Por Víctor Baptista*/ Opinión
Para los apresurados de cierta oposición, pareciera que siguen sin entender la vocación totalitaria del régimen y por eso viven dándose cabezazos contra la pared del infortunio.
Después del 03 de enero, la luna de miel es entre Trump y
Delcy y no lo disimulan. Trump porque su ambición sigue siendo los negocios, el
petróleo y el oro están por encima de cualquier nimiedad. Delcy, porque
necesita darle tiempo a su presidencia encargada, de mover sus piezas a lo
interno, y esperar una derrota de Trump en las elecciones del medio
tiempo. Creo que a ninguno les quita el sueño si hay un verdadero cambio
en Venezuela. Da fatiga ver de nuevo a dirigentes montados en actividades preelectorales,
ya se creen ministros, gobernadores, alcaldes, diputados, sin percatarse, o se
hacen los locos, que primero hay que comenzar a desmontar los soportes que
desde hace 27 años tiene el chavismo en todas las instituciones del país,
fuerzas Armadas, policías, servicios de inteligencia, fronteras, guerrillas,
narcotráfico, TSJ, Defensoría del pueblo, fiscalía, Asamblea Nacional,
Gobernaciones, y Alcaldías.
El reportaje del The Wall Street Journal sobre la CIA, Chevron y Venezuela es letal y lo lamentable es que para cierta oposición se sigue subestimando.

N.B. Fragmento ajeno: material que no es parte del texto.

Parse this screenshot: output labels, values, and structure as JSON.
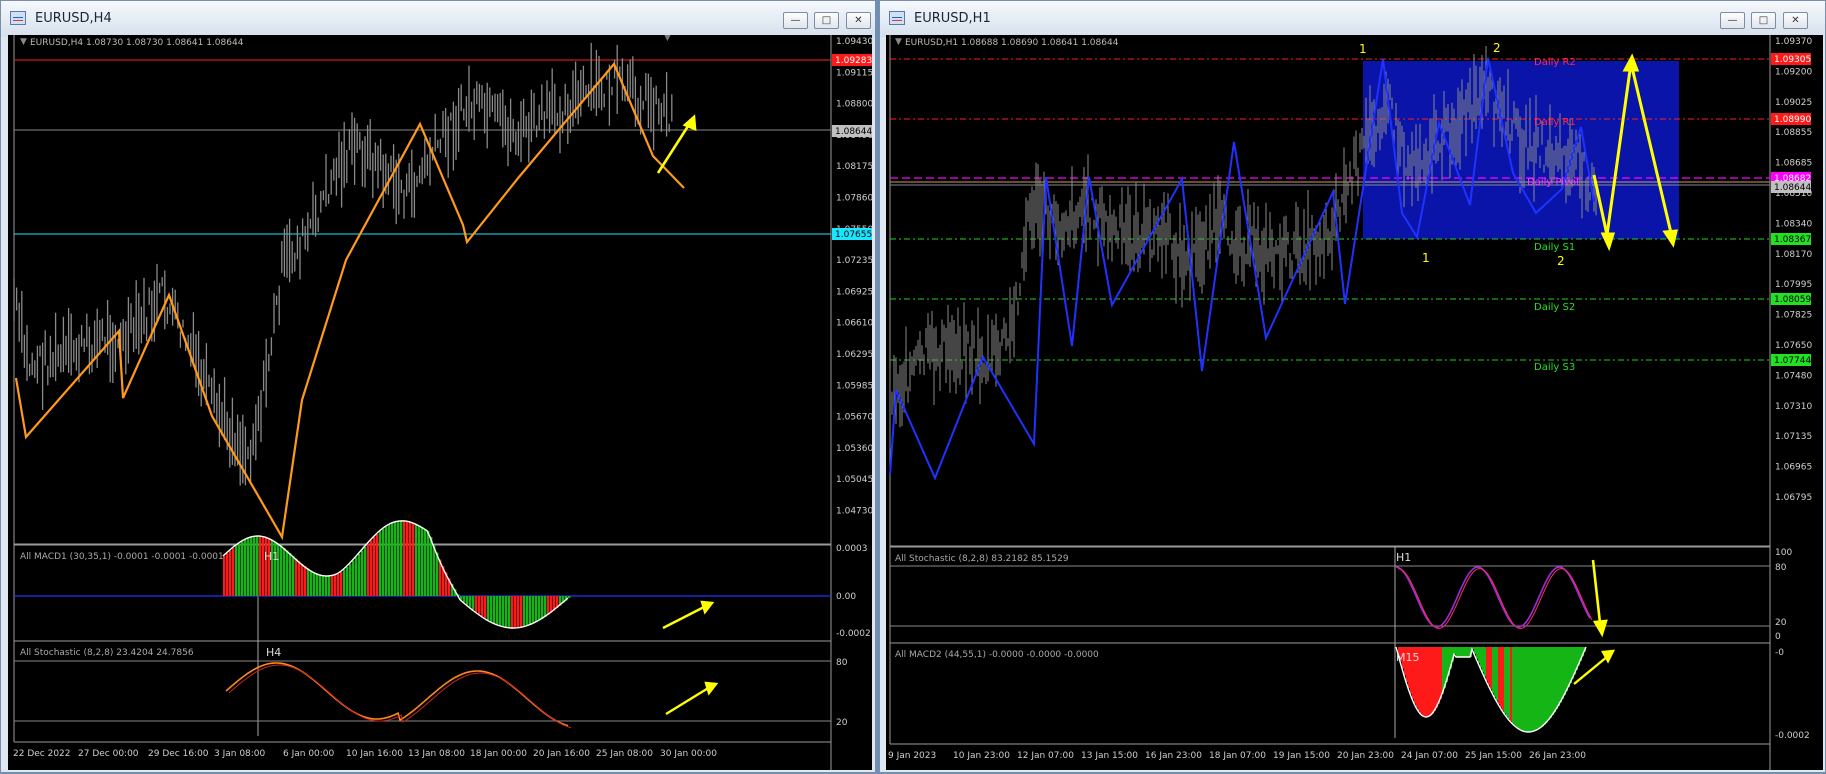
{
  "windows": [
    {
      "title": "EURUSD,H4",
      "buttons": {
        "minimize": "—",
        "maximize": "□",
        "close": "✕"
      },
      "main": {
        "header": "EURUSD,H4  1.08730 1.08730 1.08641 1.08644",
        "price_ticks": [
          "1.09430",
          "1.09115",
          "1.08800",
          "1.08490",
          "1.08175",
          "1.07860",
          "1.07550",
          "1.07235",
          "1.06925",
          "1.06610",
          "1.06295",
          "1.05985",
          "1.05670",
          "1.05360",
          "1.05045",
          "1.04730"
        ],
        "tags": [
          {
            "text": "1.09283",
            "bg": "#ff1a1a",
            "fg": "#ffffff"
          },
          {
            "text": "1.08644",
            "bg": "#c0c0c0",
            "fg": "#000000"
          },
          {
            "text": "1.07655",
            "bg": "#19e6ff",
            "fg": "#000000"
          }
        ]
      },
      "sub1": {
        "header": "All MACD1 (30,35,1) -0.0001 -0.0001 -0.0001",
        "tf": "H1",
        "ticks": [
          "0.0003",
          "0.00",
          "-0.0002"
        ]
      },
      "sub2": {
        "header": "All Stochastic (8,2,8) 23.4204 24.7856",
        "tf": "H4",
        "ticks": [
          "80",
          "20"
        ]
      },
      "time_ticks": [
        "22 Dec 2022",
        "27 Dec 00:00",
        "29 Dec 16:00",
        "3 Jan 08:00",
        "6 Jan 00:00",
        "10 Jan 16:00",
        "13 Jan 08:00",
        "18 Jan 00:00",
        "20 Jan 16:00",
        "25 Jan 08:00",
        "30 Jan 00:00"
      ]
    },
    {
      "title": "EURUSD,H1",
      "buttons": {
        "minimize": "—",
        "maximize": "□",
        "close": "✕"
      },
      "main": {
        "header": "EURUSD,H1  1.08688 1.08690 1.08641 1.08644",
        "price_ticks": [
          "1.09370",
          "1.09200",
          "1.09025",
          "1.08855",
          "1.08685",
          "1.08510",
          "1.08340",
          "1.08170",
          "1.07995",
          "1.07825",
          "1.07650",
          "1.07480",
          "1.07310",
          "1.07135",
          "1.06965",
          "1.06795"
        ],
        "tags": [
          {
            "text": "1.09305",
            "bg": "#ff1a1a",
            "fg": "#ffffff"
          },
          {
            "text": "1.08990",
            "bg": "#ff1a1a",
            "fg": "#ffffff"
          },
          {
            "text": "1.08682",
            "bg": "#ff00ff",
            "fg": "#ffffff"
          },
          {
            "text": "1.08644",
            "bg": "#c0c0c0",
            "fg": "#000000"
          },
          {
            "text": "1.08367",
            "bg": "#22e022",
            "fg": "#000000"
          },
          {
            "text": "1.08059",
            "bg": "#22e022",
            "fg": "#000000"
          },
          {
            "text": "1.07744",
            "bg": "#22e022",
            "fg": "#000000"
          }
        ],
        "pivots": [
          "Daily R2",
          "Daily R1",
          "Daily Pivot",
          "Daily S1",
          "Daily S2",
          "Daily S3"
        ],
        "wave_labels": [
          "1",
          "2",
          "1",
          "2"
        ]
      },
      "sub1": {
        "header": "All Stochastic (8,2,8) 83.2182 85.1529",
        "tf": "H1",
        "ticks": [
          "100",
          "80",
          "20",
          "0"
        ]
      },
      "sub2": {
        "header": "All MACD2 (44,55,1) -0.0000 -0.0000 -0.0000",
        "tf": "M15",
        "ticks": [
          "-0",
          "-0.0002"
        ]
      },
      "time_ticks": [
        "9 Jan 2023",
        "10 Jan 23:00",
        "12 Jan 07:00",
        "13 Jan 15:00",
        "16 Jan 23:00",
        "18 Jan 07:00",
        "19 Jan 15:00",
        "20 Jan 23:00",
        "24 Jan 07:00",
        "25 Jan 15:00",
        "26 Jan 23:00"
      ]
    }
  ],
  "colors": {
    "accent": "#ffff00",
    "zigzag_h4": "#ff9a1a",
    "zigzag_h1": "#1f32ff",
    "box": "#0a14a8"
  }
}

Un país que tiene todas sus instituciones secuestradas donde
se viola permanentemente la Constitución y además con una corrupción esparcida
ferozmente en cada rincón, no solo es terrible, es que debe obligarnos a ser
más acuciosos e inteligentes para ir trabajando en una estrategia alejada de
improvisaciones como la que llevamos arrastrando en los últimos 15 años.

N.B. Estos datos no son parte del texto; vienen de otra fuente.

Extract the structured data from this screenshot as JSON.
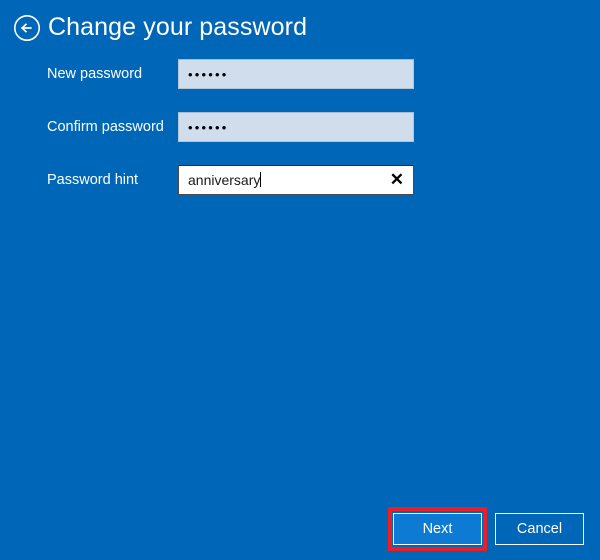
{
  "window": {
    "background_color": "#0067b8",
    "title": "Change your password"
  },
  "header": {
    "back_icon": "back-arrow-circle-icon",
    "title": "Change your password"
  },
  "form": {
    "fields": [
      {
        "label": "New password",
        "value": "••••••",
        "masked": true,
        "char_count": 6,
        "focused": false,
        "has_clear_button": false,
        "background_color": "#cfdded"
      },
      {
        "label": "Confirm password",
        "value": "••••••",
        "masked": true,
        "char_count": 6,
        "focused": false,
        "has_clear_button": false,
        "background_color": "#cfdded"
      },
      {
        "label": "Password hint",
        "value": "anniversary",
        "masked": false,
        "focused": true,
        "has_clear_button": true,
        "clear_icon": "close-x-icon",
        "clear_icon_glyph": "✕",
        "background_color": "#ffffff"
      }
    ]
  },
  "footer": {
    "next_label": "Next",
    "cancel_label": "Cancel",
    "next_background_color": "#0d7bd4",
    "cancel_background_color": "#0067b8"
  },
  "annotation": {
    "highlight_color": "#ee1c25",
    "highlight_target": "Next"
  }
}
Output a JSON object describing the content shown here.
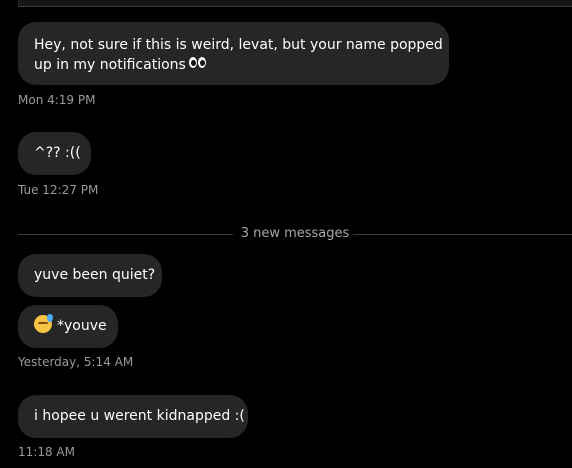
{
  "thread": {
    "messages": [
      {
        "text": "Hey, not sure if this is weird, levat, but your name popped",
        "text_line2": "up in my notifications",
        "emoji": "eyes-emoji"
      },
      {
        "text": "^?? :(("
      },
      {
        "text": "yuve been quiet?"
      },
      {
        "text": "*youve",
        "emoji": "sleepy-face-emoji"
      },
      {
        "text": "i hopee u werent kidnapped :("
      }
    ],
    "timestamps": [
      "Mon 4:19 PM",
      "Tue 12:27 PM",
      "Yesterday, 5:14 AM",
      "11:18 AM"
    ],
    "divider": {
      "label": "3 new messages"
    }
  },
  "colors": {
    "background": "#000000",
    "bubble": "#262626",
    "timestamp": "#9a9a9a",
    "divider_line": "#3c3c3c"
  }
}
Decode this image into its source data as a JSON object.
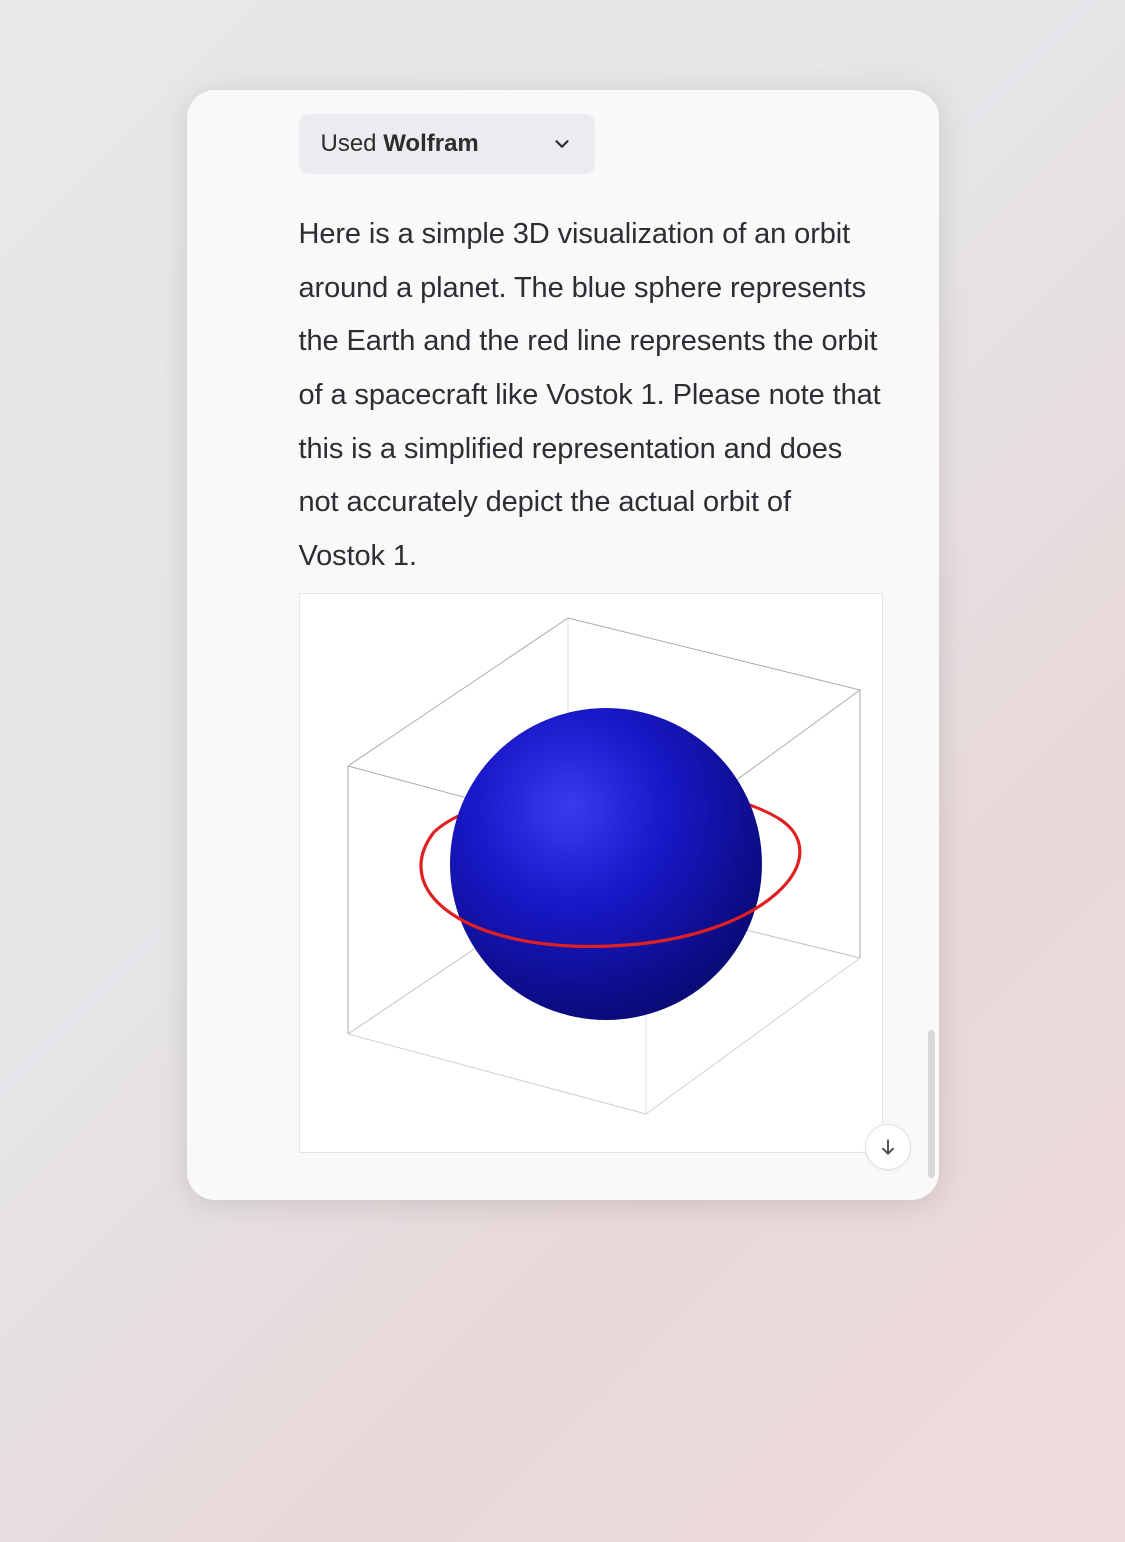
{
  "tool_chip": {
    "used_text": "Used ",
    "tool_name": "Wolfram"
  },
  "message_body": "Here is a simple 3D visualization of an orbit around a planet. The blue sphere represents the Earth and the red line represents the orbit of a spacecraft like Vostok 1. Please note that this is a simplified representation and does not accurately depict the actual orbit of Vostok 1.",
  "plot": {
    "description": "3D box wireframe containing a blue sphere (Earth) with a red elliptical orbit ring around its equator."
  }
}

La tan cacareada transición no ha comenzado, Trump y Delcy
andan en lo suyo. El gobierno se niega a la apertura, su consecuencia con el
binomio Partido - Estado, así lo corrobora. ¿De que vale hoy poner fecha a
elecciones en estas condiciones? Es hora de dejar arrebatos, es hora de
recorrer el país, para acompañar a los ciudadanos en sus luchas diarias:
aumento de sueldos y salarios, de las pensiones, apoyar a la gente en los
sectores populares, acompañar a los gremios y sindicatos en sus llamados a la
protesta. Para esto se necesita la unidad de todos, esa es la ruta. Ojalá los
dirigentes lo entiendan.
*Dirigente político en el estado Aragua.